Jihad dengan pengertian di atas tentunya sangat bertolak belakang dengan terorisme }'ang secara bahasa berarti 'menimbulkan kengerian pada orang lain yang biasanya untuk mencapai tujuan-tujuan politik tertentu'. Jihad dengan pengertian perang bertujuan untuk melindungi kepentingan dakwah Islam, termasuk memberikan jaminan kebebasan beragama dan beribadah bagi seluruh umat manusia, sebab Islam sangat menjunjung tinggi kebebasan beragama. Tidak boleh ada paksaan dalam memeluk agama. (QS. al-Baqarah [2]:  256 dan (QS. al-Kahfi [18]: 29) Karena itu, ketika berhasil menaklukkan Yerussalem, Khalifah Kedua, Umar ra., memberikan jaminan keamanan terhadap jiwa, harta, dan rumah ibadah penduduk kota yang beragama Kristen. Beliau mengatakan, "Gereja-gereja mereka tidak boleh dirusak dan dinodai, begitu juga salib dan harta kekayaan mereka. Tidak boleh seorang pun dari mereka dipaksa untuk meninggalkan agama mereka, dan juga tidak boleh disakiti......."[4]

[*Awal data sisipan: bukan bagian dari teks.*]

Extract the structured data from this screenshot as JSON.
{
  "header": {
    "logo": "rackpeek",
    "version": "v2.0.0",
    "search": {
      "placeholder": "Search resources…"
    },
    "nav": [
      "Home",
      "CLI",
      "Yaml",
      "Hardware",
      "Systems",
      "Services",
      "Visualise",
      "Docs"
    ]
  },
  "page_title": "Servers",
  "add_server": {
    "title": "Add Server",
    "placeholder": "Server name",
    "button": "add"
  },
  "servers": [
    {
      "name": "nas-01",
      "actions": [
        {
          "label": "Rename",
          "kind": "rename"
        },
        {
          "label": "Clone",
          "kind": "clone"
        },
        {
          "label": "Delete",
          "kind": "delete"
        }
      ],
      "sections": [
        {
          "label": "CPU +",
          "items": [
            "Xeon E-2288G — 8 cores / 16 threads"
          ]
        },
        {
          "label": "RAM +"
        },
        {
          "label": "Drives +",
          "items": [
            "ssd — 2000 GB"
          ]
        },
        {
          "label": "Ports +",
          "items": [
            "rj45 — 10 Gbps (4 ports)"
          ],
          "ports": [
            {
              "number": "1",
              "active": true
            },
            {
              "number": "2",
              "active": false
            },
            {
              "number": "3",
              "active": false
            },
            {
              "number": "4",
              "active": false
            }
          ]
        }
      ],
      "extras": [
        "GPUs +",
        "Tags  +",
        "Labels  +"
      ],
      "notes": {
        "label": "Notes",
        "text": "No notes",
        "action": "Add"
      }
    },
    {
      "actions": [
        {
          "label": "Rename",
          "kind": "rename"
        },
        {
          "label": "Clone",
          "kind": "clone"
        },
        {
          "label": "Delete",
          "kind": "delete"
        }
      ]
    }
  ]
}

Kendati dalam kondisi tertentu menggunakan kekerasan melalui jihad diperbolehkan tetapi Islam memberikan aturan yang ketat dan sejalan dengan prinsip-prinsip kemanusiaan, misalnya dalam sebuah peperangan Islam melarang untuk membunuh agamawan yang mengkhususkan diri dengan beribadah, wanita, anak kecil, orang tua lanjut usia, dan penduduk sipil lainnya yang tidak ikut perang. Demikian pula Islam melarang perusakan lingkungan seperti menebang pohon, membakar rumah, merusak tanaman, dan menyiksa binatang.[5] Mufti Besar Mesir, Prof. Dr. Syekh Ali Jumu'ah, menyebutkan 6 syarat dan etika perang dalam Islam yang membedakannya dengan terorisme, yaitu:
1.        Cara dan tujuannya jelas dan mulia;
2.        Perang/pertempuran hanya diperbolehkan dengan pasukan yang memerangi, bukan penduduk sipil;
3.        Perang harus dihentikan bila pihak lawan telah menyerah dan memilih damai;
4.        Melindungi tawanan perang dan memperlakukannya secara manusiawi;
5.        Memelihara lingkungan, antara lain tidak membunuh binatang tanpa alasan, membakar pohon, merusak tanaman, mencemari air dan sumur, merusak rumah/bangunan;
6.        Menjaga hak kebebasan beragama para agamawan dan pendeta dengan tidak melukai mereka.[6]

Dari sini sangat jelas perbedaan antara jihad dengan pengertian perang dan terorisme. Karena itu, salah satu butir hasil keputusan sidang Majma' al-Fiqh al-Islami no. 128 tentang Hak-Hak Asasi Manusia dan Kekerasan Internasional poin kelima menyatakan, "Perlu diperjelas pengertian beberapa istilah seperti jihad, terorisme, dan kekerasan yang banyak digunakan media massa. Istilah-istilah tersebut tidak boleh dimanipulasi dan harus dipahami sesuai dengan pengertian yang sebenarnya".[7]